Paul talks about sin in Romans 7 as an enemy personified; one who causes a state of deathly paralysis in us. He writes that our old self (pre-baptism) was entirely in the power of this enemy, subjects of the realm of sin and death; a realm where God’s authority isn’t acknowledged. As citizens of that realm, Paul says we were governed by a power that was not of God.

What could free us from that power? Paul asks, what if we learnt the 613 laws of God’s realm, and tried to obey them? Would that rescue us? No, he says; learning the Law only exposes our plight to view. It doesn’t rescue us from the realm we live in. Paul writes 11 … sin, seizing an opportunity in the commandment, deceived me and through it killed me.

The sin Paul used earlier in this chapter (Rom. 7.8) to illustrate his argument is coveting – wanting what belongs rightfully to someone else. It’s an appropriate one for western Christians to consider as far as sins go. Our society sometimes seems to be built on a foundation of covetousness. We’ve made coveting into a virtue. And we fall prey to it. It’s difficult to imagine the harm in just wanting something. The only danger really seems to be addiction. What harm is there in moderation?

But once this natural inclination has been named as something that separates us from God – something that leads to death – then we feel the tension. I long for something, and I imagine that once I have it, I’ll be satisfied. But have I the right to spend money on this when someone else does without basic necessities? I’m complicit in a world order which is predicated on cheap labour and ever-growing consumption, regardless of the harm it does to others or to the environment. Paul tackles this ‘guilt of the gap’ issue at a personal level in the part of the passage we’ve just heard, and I’ll say something more about that in a minute.

But an important thing we should continue bear in mind while we read this letter is that Paul is writing to a community where he doesn’t know many people at all.

The main thing he knows about the Roman Christian community is that there’s tension between the two main groups; Gentile Christians and Jewish Christians. The Gentiles have far more power than the Jews right then, because the Jewish Christians are returning from being expelled from Rome by the emperor Claudius. What is coveted in this community, then, is probably the habit of power and influence rather than personal possessions.

Corporate or collective sin is a trap, isn’t it? We might be decent, well-meaning individuals who wouldn’t begrudge anyone anything of ours that they needed. But as a society, we’re different. We elect governments to act in what we call our national self-interest. Our farmers and businesses know what it is to be victims of a more powerful country’s national self-interest. And there are many South Pacific islanders who know what it is to come up against Australian national self-interest.

This NAIDOC week, we’re reminded again of the toll of collective self-interest on First Nations people here. And we’ve seen distressing examples of self-interest in the behaviour of PWC, and the Robodebt tragedy as well. But although we shouldn’t just think of sin and judgement in personal terms, we need to do so in one particular sense.

We believe that in baptism, we die to our old self.
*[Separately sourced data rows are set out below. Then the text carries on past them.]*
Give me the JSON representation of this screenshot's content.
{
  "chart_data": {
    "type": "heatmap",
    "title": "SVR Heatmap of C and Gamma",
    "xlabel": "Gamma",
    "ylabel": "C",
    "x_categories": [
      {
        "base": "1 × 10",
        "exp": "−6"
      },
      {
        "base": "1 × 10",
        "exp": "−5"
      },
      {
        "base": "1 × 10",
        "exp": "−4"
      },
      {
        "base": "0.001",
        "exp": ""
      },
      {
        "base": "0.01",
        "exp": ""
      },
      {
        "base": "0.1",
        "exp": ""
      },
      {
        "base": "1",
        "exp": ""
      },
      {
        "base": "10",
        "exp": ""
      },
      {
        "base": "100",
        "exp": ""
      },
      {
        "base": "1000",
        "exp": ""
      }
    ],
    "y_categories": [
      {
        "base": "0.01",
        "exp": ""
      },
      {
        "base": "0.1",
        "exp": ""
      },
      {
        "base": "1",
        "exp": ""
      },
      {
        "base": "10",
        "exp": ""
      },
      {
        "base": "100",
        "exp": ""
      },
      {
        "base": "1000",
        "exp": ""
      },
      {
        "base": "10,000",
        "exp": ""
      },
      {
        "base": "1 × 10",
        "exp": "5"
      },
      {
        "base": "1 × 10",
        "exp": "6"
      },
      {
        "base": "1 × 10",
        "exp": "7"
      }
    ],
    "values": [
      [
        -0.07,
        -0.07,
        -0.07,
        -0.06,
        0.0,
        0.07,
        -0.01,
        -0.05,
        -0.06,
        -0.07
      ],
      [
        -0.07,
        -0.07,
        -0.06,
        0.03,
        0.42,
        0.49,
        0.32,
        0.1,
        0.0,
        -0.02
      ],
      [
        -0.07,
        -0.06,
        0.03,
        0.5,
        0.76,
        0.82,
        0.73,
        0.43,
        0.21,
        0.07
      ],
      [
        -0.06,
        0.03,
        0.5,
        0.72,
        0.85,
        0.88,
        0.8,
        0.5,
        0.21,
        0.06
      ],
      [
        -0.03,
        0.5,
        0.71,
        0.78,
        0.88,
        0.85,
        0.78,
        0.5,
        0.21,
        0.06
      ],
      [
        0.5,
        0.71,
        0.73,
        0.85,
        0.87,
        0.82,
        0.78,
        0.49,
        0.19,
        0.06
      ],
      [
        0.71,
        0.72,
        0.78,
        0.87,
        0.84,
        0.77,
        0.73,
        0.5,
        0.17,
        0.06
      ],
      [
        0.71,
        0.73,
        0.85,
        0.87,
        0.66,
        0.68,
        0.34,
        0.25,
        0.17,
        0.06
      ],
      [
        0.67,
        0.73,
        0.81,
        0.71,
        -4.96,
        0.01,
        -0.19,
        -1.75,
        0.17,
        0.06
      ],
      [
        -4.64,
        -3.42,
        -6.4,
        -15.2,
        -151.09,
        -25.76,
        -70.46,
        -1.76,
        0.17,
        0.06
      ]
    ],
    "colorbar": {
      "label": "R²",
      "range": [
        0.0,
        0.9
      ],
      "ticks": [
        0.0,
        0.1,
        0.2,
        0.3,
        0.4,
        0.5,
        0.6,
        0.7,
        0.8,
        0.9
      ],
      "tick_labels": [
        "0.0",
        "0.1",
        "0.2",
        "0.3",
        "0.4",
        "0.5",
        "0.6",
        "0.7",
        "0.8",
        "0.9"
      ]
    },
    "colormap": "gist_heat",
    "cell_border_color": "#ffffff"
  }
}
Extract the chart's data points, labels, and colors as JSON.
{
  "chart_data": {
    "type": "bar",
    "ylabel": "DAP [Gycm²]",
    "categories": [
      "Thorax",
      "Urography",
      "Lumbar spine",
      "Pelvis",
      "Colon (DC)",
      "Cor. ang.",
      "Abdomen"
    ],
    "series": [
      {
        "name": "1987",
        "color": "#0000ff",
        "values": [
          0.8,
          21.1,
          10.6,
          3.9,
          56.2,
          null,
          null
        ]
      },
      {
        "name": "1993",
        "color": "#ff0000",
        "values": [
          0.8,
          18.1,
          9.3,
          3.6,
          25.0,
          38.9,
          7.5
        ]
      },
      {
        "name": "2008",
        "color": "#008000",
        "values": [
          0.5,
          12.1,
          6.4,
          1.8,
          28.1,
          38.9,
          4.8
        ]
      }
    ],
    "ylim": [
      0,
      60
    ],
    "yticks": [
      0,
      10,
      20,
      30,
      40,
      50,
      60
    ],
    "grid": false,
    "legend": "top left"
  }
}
The allegiance of our old self to the realm of the law of sin and death could only be broken by the death of one partner in the arrangement. The miracle of baptism is that we are granted that death – death to the law of sin and death, only to rise to new life in Christ’s realm.

But although our loyalties have changed 180º through our baptism, there are habits of mind and behaviour which will take our entire lives to turn around. There are things that old monastics called besetting sins; the most powerful addictions and prejudices that Christian individuals and communities struggle with. And this is the struggle we encountered just now in today’s reading from Romans 7.

That’s the challenge; but there’s also comfort. As a community, and as individuals, we can face our besetting sins and find comfort and strength to tackle them. Let’s hear again the words that Jesus spoke: ‘Come to me, all you that are weary and are carrying heavy burdens, and I will give you rest. Take my yoke upon you and learn from me, for I am gentle and humble in heart, and you will find rest for your souls. For my yoke is easy and my burden is light.’